O Supremo Tribunal Federal (STF) decidiu que as prefeituras têm o dever de garantir acolhimento e proteção a cães e gatos abandonados ou vítimas de maus-tratos. A decisão foi tomada em um processo envolvendo o município de Catanduva (SP) e reforça o entendimento de que o poder público não pode se omitir diante dessas situações.

Segundo o STF, os municípios devem assegurar atendimento aos animais em situação de vulnerabilidade, oferecendo abrigo, assistência veterinária e proteção. Caso não possuam canis ou gatis públicos, as prefeituras deverão adotar outras medidas eficazes para cumprir essa obrigação.

A decisão não determina que todas as cidades construam imediatamente canis ou gatis municipais. O que passa a ser exigido é que cada município apresente uma solução capaz de garantir o acolhimento e os cuidados necessários aos animais resgatados.

Na prática, o entendimento fortalece a possibilidade de cobrança judicial contra prefeituras que deixem de prestar assistência a cães e gatos abandonados ou retirados de situações de violência.

Embora o processo tenha como objeto o município de Catanduva, a decisão do STF serve como importante precedente e poderá ser utilizada como fundamento em ações semelhantes em todo o país, reforçando a responsabilidade das administrações municipais na proteção animal.

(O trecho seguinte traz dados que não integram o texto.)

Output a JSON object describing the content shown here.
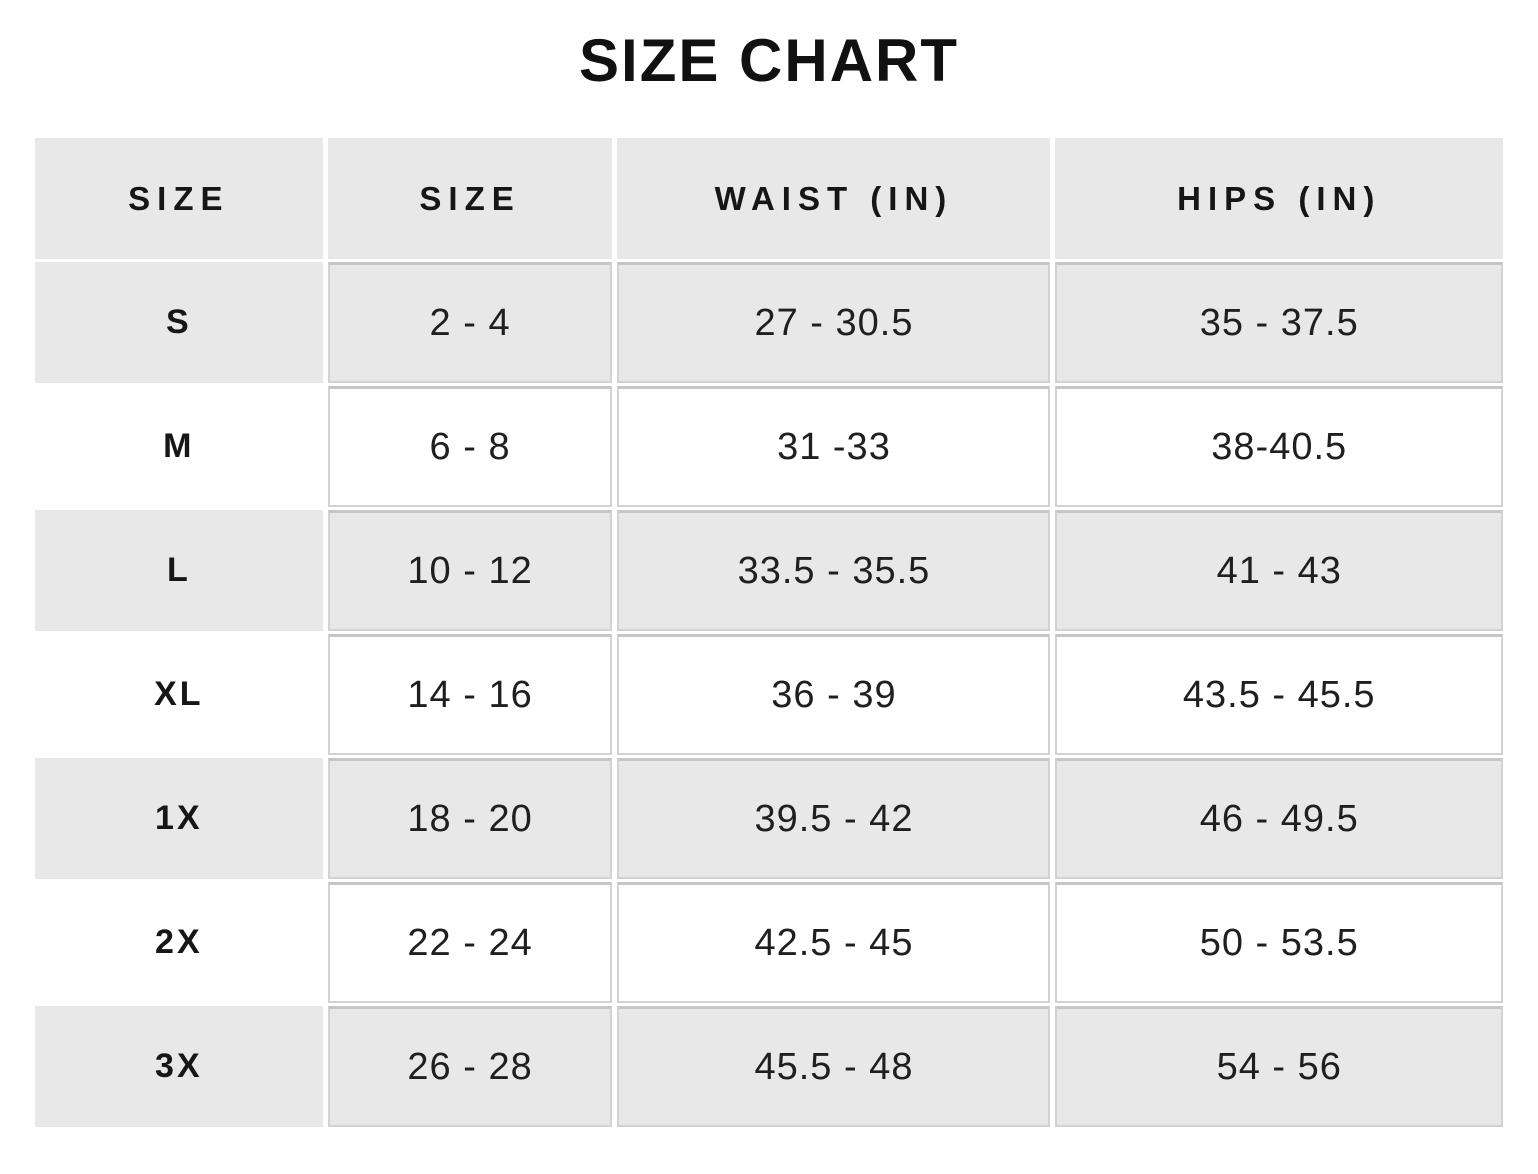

Até então, grande parte do trabalho de resgate e acolhimento recaía sobre organizações não governamentais, protetores independentes e voluntários. Com o novo entendimento do Supremo, a Justiça passa a contar com um respaldo mais sólido para exigir que os municípios cumpram seu dever constitucional de proteger os animais em situação de abandono ou maus-tratos.